The Struggle to Compete with Industry Giants
Deezer’s journey to becoming a publicly traded entity is not without challenges. Despite being one of the earliest players in the music streaming market, Deezer has faced intense competition from major industry leaders such as Spotify, Amazon Music, and Apple Music. As of Q2 2021, Deezer held only 2% of the global streaming music subscription market share.
However, the company’s popularity abroad, particularly in France and Brazil, presents an interesting dynamic. In these regions, Deezer holds significant market shares of 29% and 17%, respectively. This contrast highlights the challenges faced by Deezer in penetrating the U.S. market effectively.
Unprofitable but Optimistic
According to recent reports, Deezer is not yet profitable. Nevertheless, the company’s deal with I2PO suggests a commitment to achieving profitability by 2025. With 9.6 million subscribers and an extensive music library comprising 90 million songs, podcasts, and audiobooks, Deezer generated €400 million in revenue last year.
A Competitive Advantage: HiFi Audio
One area where Deezer stands out is its offer of HiFi audio quality, a feature that Spotify has yet to adopt. This distinction could potentially attract users seeking high-quality listening experiences. Additionally, the company’s expressed interest in implementing a more musician-friendly payment model resonates with the concerns of artists regarding low streaming payouts.
A New Era for Deezer: Public Listing and Growth Prospects
With its planned public listing on Euronext Paris, Deezer is poised to tap into new sources of funding. CEO Jeronimo Folgueira’s statement emphasizes the company’s unique position in the growing music streaming industry. As it embarks on this journey, Deezer seeks to leverage its competitive product, clear strategy, and revitalized management team to create substantial shareholder value.
The Economics of Music Streaming: A Closer Look at Deezer’s SPAC
The music streaming landscape is marked by intense competition, varying business models, and shifting consumer preferences.

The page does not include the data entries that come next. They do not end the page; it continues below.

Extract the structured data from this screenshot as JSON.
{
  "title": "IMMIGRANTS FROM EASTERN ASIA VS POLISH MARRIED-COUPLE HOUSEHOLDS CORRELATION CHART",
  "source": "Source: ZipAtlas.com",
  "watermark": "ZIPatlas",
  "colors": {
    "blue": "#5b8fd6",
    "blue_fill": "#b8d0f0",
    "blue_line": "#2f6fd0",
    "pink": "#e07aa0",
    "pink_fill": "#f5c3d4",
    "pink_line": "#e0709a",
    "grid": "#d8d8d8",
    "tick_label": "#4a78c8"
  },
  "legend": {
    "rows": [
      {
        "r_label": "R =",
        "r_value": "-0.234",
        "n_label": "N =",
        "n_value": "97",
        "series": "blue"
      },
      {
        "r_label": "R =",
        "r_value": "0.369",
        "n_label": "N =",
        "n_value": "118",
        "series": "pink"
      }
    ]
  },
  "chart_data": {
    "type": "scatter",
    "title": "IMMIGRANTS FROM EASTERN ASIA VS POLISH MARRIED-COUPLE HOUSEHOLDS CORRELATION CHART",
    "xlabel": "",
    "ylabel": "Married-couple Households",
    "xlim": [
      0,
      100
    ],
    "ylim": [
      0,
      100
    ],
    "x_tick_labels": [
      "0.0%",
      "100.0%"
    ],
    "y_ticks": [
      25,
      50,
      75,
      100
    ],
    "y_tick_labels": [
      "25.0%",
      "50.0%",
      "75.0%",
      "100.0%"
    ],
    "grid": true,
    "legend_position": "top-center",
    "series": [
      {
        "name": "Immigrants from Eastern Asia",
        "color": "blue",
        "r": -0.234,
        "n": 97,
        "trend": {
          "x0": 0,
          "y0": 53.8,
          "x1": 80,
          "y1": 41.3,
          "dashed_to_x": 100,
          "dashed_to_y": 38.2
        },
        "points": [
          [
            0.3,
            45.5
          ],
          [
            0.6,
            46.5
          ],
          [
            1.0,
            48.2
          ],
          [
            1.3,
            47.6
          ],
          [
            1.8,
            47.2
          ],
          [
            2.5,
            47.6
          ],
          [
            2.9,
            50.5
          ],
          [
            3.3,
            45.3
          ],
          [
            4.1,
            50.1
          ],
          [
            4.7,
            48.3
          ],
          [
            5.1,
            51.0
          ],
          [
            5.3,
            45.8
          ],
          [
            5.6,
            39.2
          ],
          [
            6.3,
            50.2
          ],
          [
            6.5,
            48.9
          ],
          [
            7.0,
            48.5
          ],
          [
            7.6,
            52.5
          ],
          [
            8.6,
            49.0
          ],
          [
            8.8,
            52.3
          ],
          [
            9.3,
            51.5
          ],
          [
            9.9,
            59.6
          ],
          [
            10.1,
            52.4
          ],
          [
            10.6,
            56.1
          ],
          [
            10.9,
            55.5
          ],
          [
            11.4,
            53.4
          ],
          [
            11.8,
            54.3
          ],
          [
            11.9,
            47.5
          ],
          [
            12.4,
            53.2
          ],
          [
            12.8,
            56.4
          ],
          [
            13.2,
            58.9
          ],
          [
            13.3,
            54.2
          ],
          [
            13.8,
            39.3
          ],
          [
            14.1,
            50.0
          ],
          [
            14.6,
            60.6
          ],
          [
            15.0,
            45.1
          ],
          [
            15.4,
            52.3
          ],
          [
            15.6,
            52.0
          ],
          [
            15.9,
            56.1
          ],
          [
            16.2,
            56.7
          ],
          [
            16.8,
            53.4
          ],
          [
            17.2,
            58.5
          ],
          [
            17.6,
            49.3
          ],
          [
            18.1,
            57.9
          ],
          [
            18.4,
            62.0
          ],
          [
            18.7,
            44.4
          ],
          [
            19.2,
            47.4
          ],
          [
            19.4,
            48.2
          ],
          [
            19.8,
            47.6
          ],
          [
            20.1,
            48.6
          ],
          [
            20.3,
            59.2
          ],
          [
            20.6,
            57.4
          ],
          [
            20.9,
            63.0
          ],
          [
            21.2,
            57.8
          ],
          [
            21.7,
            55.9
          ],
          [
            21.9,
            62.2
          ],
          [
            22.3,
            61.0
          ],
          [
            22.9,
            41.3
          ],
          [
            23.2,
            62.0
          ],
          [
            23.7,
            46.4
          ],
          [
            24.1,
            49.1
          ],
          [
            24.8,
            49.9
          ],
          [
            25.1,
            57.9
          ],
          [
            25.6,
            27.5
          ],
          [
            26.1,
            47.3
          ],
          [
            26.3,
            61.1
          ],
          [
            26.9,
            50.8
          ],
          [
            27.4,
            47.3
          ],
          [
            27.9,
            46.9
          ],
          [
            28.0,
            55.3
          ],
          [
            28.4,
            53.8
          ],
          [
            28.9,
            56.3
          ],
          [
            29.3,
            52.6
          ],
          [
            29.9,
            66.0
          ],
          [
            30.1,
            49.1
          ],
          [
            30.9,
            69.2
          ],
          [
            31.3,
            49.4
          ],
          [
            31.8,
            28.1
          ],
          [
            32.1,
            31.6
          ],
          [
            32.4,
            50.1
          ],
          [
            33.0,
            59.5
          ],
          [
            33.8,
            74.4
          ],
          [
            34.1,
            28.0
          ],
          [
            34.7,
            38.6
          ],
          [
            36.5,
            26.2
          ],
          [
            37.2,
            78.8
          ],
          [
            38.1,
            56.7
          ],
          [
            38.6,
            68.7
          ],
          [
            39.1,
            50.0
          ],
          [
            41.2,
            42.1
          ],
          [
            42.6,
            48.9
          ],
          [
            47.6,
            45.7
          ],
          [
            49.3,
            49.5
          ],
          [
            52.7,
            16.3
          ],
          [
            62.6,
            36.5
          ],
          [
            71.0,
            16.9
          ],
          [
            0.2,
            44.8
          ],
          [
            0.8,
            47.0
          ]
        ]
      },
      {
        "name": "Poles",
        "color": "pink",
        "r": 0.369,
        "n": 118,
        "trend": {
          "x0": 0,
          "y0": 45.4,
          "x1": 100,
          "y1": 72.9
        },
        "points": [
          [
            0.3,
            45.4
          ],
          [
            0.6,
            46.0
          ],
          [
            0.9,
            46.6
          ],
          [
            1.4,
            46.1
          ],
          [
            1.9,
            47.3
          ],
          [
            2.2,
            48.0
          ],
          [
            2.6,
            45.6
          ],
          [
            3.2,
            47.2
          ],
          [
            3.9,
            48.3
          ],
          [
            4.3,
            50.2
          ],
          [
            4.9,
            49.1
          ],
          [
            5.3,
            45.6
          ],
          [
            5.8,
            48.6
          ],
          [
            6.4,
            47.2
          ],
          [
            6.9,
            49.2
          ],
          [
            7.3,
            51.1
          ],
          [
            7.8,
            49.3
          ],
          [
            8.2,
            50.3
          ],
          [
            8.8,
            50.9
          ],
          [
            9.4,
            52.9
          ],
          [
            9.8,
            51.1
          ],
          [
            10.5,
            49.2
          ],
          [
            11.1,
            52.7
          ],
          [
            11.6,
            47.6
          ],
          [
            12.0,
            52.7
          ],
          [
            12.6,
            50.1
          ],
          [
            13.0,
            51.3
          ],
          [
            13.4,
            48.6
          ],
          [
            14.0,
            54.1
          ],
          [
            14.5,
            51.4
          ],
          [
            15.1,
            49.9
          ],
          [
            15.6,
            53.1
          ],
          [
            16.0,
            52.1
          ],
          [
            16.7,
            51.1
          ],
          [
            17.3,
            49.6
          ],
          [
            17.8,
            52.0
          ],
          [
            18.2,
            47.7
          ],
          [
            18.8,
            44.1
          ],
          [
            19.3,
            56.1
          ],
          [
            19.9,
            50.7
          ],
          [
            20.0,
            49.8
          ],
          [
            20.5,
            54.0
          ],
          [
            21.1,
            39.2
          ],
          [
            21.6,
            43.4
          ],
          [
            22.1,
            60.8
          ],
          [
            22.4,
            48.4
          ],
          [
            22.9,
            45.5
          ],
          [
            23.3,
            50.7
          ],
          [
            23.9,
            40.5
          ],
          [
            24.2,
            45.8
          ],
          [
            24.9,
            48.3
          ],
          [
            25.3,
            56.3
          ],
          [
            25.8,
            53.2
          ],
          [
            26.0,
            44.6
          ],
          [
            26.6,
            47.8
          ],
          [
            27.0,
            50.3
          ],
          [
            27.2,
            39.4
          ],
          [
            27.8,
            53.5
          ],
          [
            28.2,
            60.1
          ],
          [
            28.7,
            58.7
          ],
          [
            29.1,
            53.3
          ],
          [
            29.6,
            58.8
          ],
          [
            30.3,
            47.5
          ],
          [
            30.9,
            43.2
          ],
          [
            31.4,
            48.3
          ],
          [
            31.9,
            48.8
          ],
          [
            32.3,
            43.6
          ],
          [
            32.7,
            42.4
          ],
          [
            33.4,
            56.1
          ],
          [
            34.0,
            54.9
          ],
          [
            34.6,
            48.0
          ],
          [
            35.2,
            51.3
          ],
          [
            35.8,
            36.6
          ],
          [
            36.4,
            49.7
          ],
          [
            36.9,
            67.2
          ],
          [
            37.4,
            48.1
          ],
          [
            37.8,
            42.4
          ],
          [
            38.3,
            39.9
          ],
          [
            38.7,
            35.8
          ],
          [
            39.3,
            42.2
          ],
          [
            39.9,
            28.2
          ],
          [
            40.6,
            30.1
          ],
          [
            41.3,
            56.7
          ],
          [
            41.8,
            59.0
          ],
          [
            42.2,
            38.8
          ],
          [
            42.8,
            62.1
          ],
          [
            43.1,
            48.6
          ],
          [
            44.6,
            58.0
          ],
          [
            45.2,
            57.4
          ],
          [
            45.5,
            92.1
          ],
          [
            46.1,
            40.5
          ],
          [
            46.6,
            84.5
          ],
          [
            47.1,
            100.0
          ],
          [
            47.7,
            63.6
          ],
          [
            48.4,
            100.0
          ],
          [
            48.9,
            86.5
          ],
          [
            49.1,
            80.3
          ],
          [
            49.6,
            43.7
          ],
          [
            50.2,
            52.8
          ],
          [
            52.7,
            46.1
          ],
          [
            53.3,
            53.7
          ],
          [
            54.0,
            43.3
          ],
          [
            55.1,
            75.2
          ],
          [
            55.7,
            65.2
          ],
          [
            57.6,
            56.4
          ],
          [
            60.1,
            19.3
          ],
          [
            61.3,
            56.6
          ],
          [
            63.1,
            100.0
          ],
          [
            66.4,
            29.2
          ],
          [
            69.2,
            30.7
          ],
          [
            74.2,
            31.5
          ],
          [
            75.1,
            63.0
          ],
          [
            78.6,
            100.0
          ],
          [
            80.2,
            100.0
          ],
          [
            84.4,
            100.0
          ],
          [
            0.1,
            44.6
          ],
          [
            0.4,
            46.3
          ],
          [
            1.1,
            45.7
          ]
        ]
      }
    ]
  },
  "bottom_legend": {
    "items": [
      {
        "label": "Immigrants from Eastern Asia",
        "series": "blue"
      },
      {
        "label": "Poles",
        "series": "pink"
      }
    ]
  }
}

The economics behind this industry are complex, with multiple players vying for market share. As companies like Spotify, Apple Music, and Amazon Music continue to dominate the market, smaller players like Deezer must innovate and adapt to remain competitive.
A SPAC Deal: What It Means for Deezer
Deezer’s decision to go public via a SPAC deal underscores its commitment to growth and expansion. This structure allows the company to leverage the resources of I2PO while maintaining control over its operations. The planned listing on Euronext Paris is expected to provide Deezer with increased visibility, access to capital markets, and opportunities for strategic partnerships.
Conclusion
Deezer’s path to becoming a publicly traded entity has been marked by challenges and setbacks. However, through its determination to innovate and adapt, the company seeks to carve out a distinct position in the competitive music streaming market. With its planned public listing, Deezer aims to tap into new sources of funding while leveraging its strengths in HiFi audio quality and musician-friendly payment models.